In honor of Pvt. Nathan R. Oakes, CSA

150 years ago, my great grandfather, Nathan Richardson Oakes, served as a private in Company D of the distinguished 32nd Mississippi Infantry Regiment in the Army of Tennessee. He participated in the great Civil War campaigns, including the battles of Perryville, Murfreesboro, Chickamauga, Atlanta, Franklin, Nashville, and Bentonville. I am writing about his engagements as well as some details about fighting for the Lost Cause. I hope to honor him and commemorate the events and individuals that contributed to making this a renowned unit in the Confederate Army of Tennessee.

Tuesday, June 11, 2013

Morgan's Raid, 1863

Brig. Gen. John Hunt Morgan
On today's date in 1863, Brig. Gen. John Hunt Morgan and 2,400 mounted Confederates and 2 pieces of artillery, set off on a raid that would take them into Indiana and Ohio. For 46 days they rode over 1,000 miles and covered a region from Tennessee to Northern Ohio.

Ostensibly, Confederate Gen. Braxton Bragg's plan was for the "Great Raid" to draw the Federal army's attention away from his Army of Tennessee, which was fortified in Tullahoma. However, Morgan had bigger plans.
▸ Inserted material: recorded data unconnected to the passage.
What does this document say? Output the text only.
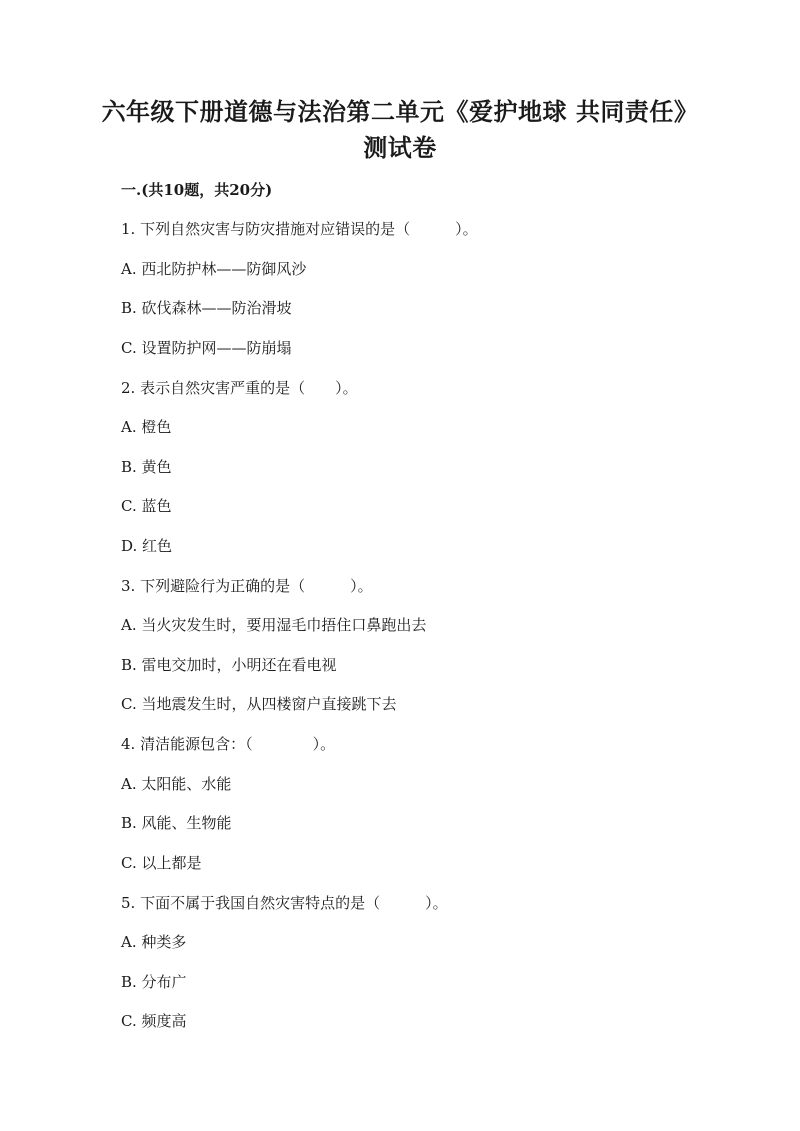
六年级下册道德与法治第二单元《爱护地球 共同责任》测试卷
一.(共10题，共20分)
1. 下列自然灾害与防灾措施对应错误的是（　　　）。
A. 西北防护林——防御风沙
B. 砍伐森林——防治滑坡
C. 设置防护网——防崩塌
2. 表示自然灾害严重的是（　　）。
A. 橙色
B. 黄色
C. 蓝色
D. 红色
3. 下列避险行为正确的是（　　　）。
A. 当火灾发生时，要用湿毛巾捂住口鼻跑出去
B. 雷电交加时，小明还在看电视
C. 当地震发生时，从四楼窗户直接跳下去
4. 清洁能源包含：（　　　　）。
A. 太阳能、水能
B. 风能、生物能
C. 以上都是
5. 下面不属于我国自然灾害特点的是（　　　）。
A. 种类多
B. 分布广
C. 频度高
He wanted to strike terror in Northern states by rampaging through the enemy homeland.*

Source: Touring Ohio
The raid did bring terror on the Northern civilian population. However, it actually had little military importance. Before the end of July, Morgan and almost all his men were captured in northeastern Ohio and placed in various state penitentiaries. Morgan managed to escape in late November. Then, taking a train to Cincinnati, he crossed the Ohio River, and made his way back to the Confederacy. In less than a year, Gen. Morgan will be killed in Tennessee by Union cavalry.

Ironically, at the very time Union Gen. Rosecrans was moving his force to attack Gen. Braxton Bragg's positionwhen Bragg could have most used the additional cavalry supportMorgan was crossing the Cumberland River and making his way for Ohio.

"Morgan's Ohio Raid" by Mort Kunstler pictures Morgan and his Raiders
entering the town of Montgomery, Ohio. I've driven past  the Universalist
Church (pictured) on Montgomery and Remington Roads many times. The
building, with its unique brick columns, looks today much as it did when
Gen. John Hunt Morgan raided through the town on July 14, 1863.

* Raiding through Clermont County on July 14, 1863, Morgan's Raiders stormed down the Branch Hill-Guinea Pike, which fronted the subdivision where we once owned a home. In fact, we lived on a road named (apparently) for Lieut. Thomas Paxton, who with his Loveland militiamen, tried to stop the Raiders from burning a derailed train and tearing up the track. One of the Rebels was shot and died at the village of Ward's Corner, now a tiny shopping center, just down the street from where we lived. One of my sons' summer jobs was working at the UDF convenience store on the corner there. He scooped some really great ice cream that summer!

Source: The Army of Tennessee, Stanley F. Horn; Military Reminiscences of the Civil War, Jacob Dolson Cox; The Army of the Cumberland, Henry Martyn Cist; Clermont County Historical Society


  1. Mark, My name is William Scroggins. I am collaborating with another Civil War historian, Robert Swinson, on a history of the 32nd & 45th Mississippi Infantry Regiments. My great-great grandfather, Smith Scroggins, served in Company A of the 32nd Miss. He was mortally wounded at Chickamauga. I have been gathering info and researching this unit for about 21 years. Rob Swenson recently contacted me and asked me to coauthor a history of these two units. Rob is the former owner of an original Hardee flag attributed to the 32nd/45th Consolidated Regiments. He no longer owns this flag, but he became interested in the history of these Regiments. Anyway, we would like permission to use your great grandfather's photo in the roster that will accompany the book. So far we have gained access to many, many photos of members of the 32nd Miss. We don't have a lot on the 45th Miss yet, but are working on it. It will be at least a year until we are ready for publication. Anyway, my email address is You help will be greatly appreciated. Thanks, Bill Scroggins

  2. I'd be honored if you would use it! I'm sending you a copy via email along with one of Great Uncle William Dunlap Turner, 2nd Sgt. in Co. D.